Non seulement les États mais tous les membres de la société, y compris le secteur du commerce privé, sont tenus d’assurer la réalisation du droit à une nourriture adéquate. Les États devraient, en coopération avec la société civile et le secteur privé, adopter une stratégie nationale afin d’assurer la sécurité alimentaire et de la nutrition pour tous, en fixant des objectifs pour y parvenir et en évaluant les progrès accomplis ainsi que les difficultés à remplir les obligations. Ils partagent la responsabilité de fournir une aide humanitaire et de secours lors des catastrophes naturelles et ce, tout en veillant à ne pas affecter les producteurs et les marchés locaux. L’objectif est de faciliter l’autosuffisance alimentaire des bénéficiaires.

En vertu de la charte de l’ONU et des conventions internationales, les États devraient satisfaire à leurs engagements et entreprendre une action commune et une action individuelle visant à la réalisation du droit de chacun de vivre à l’abri de la faim. L’engagement éthique fondamental de la FAO en faveur de ce droit est énoncé dans la Constitution et les engagements qui ont suivi. Conjointement aux autres organisations d’aide alimentaire - le Programme mondial de l’alimentation et le Fonds international pour le développement agricole - la FAO a un rôle primordial à jouer dans la coordination de la coopération, avec le Programme des Nations Unies pour le développement, le Fonds de l’ONU pour l’enfance, la Banque mondiale et les banques de développement régionales. Il faut que l’ONU participe à promouvoir la réalisation du droit à une nourriture adéquate, particulièrement par le biais de l’aide au développement de l’ONU au niveau des pays.

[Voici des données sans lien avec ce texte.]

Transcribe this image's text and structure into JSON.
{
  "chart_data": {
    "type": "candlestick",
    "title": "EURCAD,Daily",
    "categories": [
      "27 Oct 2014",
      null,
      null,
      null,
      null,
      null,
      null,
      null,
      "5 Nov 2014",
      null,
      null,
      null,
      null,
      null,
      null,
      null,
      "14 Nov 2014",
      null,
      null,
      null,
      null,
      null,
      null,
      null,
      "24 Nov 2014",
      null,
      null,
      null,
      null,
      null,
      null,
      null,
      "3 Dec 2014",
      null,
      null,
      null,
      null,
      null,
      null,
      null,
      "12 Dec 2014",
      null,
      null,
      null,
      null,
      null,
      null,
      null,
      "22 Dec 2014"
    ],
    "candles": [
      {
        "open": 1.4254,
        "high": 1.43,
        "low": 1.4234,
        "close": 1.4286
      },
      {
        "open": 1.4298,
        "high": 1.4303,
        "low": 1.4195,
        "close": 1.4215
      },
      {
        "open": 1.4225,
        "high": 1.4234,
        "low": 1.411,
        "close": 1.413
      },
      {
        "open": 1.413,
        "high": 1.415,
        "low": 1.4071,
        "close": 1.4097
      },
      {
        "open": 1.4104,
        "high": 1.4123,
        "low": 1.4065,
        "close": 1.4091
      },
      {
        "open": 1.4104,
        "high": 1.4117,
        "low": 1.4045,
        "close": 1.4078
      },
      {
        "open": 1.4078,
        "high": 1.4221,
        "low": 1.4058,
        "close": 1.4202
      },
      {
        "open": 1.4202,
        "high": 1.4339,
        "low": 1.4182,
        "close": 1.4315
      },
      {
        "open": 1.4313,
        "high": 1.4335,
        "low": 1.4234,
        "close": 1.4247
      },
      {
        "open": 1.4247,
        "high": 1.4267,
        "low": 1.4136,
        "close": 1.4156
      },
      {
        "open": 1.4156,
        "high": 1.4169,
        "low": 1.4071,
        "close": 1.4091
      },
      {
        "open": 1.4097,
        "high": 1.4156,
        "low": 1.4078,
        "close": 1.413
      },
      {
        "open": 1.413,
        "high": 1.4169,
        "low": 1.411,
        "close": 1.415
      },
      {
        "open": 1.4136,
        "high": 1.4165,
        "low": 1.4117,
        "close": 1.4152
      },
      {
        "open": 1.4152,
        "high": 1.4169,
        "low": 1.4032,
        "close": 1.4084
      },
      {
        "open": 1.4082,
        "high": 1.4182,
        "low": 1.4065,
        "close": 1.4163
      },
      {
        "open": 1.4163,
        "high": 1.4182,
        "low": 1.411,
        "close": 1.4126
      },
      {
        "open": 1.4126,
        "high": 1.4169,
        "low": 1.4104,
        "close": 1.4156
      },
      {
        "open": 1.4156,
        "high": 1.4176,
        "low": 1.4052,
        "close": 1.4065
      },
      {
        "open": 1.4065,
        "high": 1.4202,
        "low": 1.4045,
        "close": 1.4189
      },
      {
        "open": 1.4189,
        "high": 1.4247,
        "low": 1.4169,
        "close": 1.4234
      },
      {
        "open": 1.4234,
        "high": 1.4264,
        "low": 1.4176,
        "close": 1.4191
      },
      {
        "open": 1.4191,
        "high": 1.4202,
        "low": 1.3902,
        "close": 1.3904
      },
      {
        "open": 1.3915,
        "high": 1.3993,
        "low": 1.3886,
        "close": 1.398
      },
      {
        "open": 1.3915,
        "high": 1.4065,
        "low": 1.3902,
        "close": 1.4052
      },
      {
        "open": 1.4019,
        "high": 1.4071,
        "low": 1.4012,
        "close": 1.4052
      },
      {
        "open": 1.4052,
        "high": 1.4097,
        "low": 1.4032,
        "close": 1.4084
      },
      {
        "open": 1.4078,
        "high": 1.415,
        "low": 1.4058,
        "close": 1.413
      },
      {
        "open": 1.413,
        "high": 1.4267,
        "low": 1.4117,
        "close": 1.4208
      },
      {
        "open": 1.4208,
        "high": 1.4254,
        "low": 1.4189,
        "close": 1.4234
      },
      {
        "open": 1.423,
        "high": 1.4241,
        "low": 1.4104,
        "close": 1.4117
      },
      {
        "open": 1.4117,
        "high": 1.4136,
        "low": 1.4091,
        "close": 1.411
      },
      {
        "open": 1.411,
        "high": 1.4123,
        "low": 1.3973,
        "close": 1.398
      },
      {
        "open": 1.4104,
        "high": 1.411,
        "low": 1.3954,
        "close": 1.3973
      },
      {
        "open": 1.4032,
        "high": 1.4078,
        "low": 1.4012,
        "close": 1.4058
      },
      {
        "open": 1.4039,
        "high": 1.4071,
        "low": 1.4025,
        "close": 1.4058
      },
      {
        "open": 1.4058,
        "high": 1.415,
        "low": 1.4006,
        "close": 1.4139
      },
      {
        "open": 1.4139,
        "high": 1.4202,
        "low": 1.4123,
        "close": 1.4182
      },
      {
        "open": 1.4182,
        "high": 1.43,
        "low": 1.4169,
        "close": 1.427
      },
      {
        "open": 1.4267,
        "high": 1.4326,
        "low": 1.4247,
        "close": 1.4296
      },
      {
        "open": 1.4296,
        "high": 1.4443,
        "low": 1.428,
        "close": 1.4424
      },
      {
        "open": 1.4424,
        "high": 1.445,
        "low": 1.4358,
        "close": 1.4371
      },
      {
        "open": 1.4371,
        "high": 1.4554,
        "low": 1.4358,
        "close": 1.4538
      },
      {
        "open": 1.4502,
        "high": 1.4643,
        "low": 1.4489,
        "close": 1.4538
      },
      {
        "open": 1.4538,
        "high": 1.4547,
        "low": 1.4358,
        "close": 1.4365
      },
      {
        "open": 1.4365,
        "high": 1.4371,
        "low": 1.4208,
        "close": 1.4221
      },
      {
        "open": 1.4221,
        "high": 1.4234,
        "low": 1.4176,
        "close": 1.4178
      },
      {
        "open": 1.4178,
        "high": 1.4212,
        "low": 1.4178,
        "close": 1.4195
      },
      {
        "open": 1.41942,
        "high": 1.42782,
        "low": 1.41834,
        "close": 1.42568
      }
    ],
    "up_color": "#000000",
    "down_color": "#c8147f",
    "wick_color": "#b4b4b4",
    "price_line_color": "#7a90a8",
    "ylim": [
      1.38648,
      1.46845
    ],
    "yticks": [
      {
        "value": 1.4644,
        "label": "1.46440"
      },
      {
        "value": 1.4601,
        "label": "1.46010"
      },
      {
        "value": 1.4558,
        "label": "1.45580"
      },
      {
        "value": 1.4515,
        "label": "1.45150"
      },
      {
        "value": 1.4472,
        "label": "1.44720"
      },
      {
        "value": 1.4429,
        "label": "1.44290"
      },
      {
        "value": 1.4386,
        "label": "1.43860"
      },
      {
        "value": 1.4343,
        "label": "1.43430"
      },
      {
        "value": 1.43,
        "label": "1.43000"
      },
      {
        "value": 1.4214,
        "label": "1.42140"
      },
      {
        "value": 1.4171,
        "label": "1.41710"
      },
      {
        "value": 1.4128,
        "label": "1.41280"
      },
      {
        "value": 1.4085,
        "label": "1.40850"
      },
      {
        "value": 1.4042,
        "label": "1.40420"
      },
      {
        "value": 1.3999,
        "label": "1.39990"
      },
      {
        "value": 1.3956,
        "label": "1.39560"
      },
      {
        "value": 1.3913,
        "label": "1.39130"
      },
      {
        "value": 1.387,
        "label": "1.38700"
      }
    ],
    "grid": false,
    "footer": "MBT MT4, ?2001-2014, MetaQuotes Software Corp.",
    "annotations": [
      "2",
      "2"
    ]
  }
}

Sous l’égide de la Sous-commission sur la promotion et la protection des droits de l’homme, un forum social débutera en 2002 pour suivre les situations de pauvreté et d’indigence à travers le monde qui constituent une violation des droits de l’homme. Il proposera des normes et des initiatives de nature juridique, des directives et des recommandations qui seront soumises à l’examen d’autres organes pertinents de l’ONU et suivront les accords obtenus lors des grandes conférences mondiales et du Sommet du millénaire. Le thème principal de la première session, qui aura lieu en 2002, sera les relations entre la réduction de la pauvreté et la réalisation du droit à une nourriture adéquate.

Asbjørn Eide est Président du groupe d’experts éminents sur l’éthique alimentaire et agricole de la FAO et membre de la Sous-commission de la promotion et de la protection des droits de l’homme. Il est associé principal et ancien Directeur de l’Institut norvégien des droits de l’homme à l’université d’Oslo (Norvège).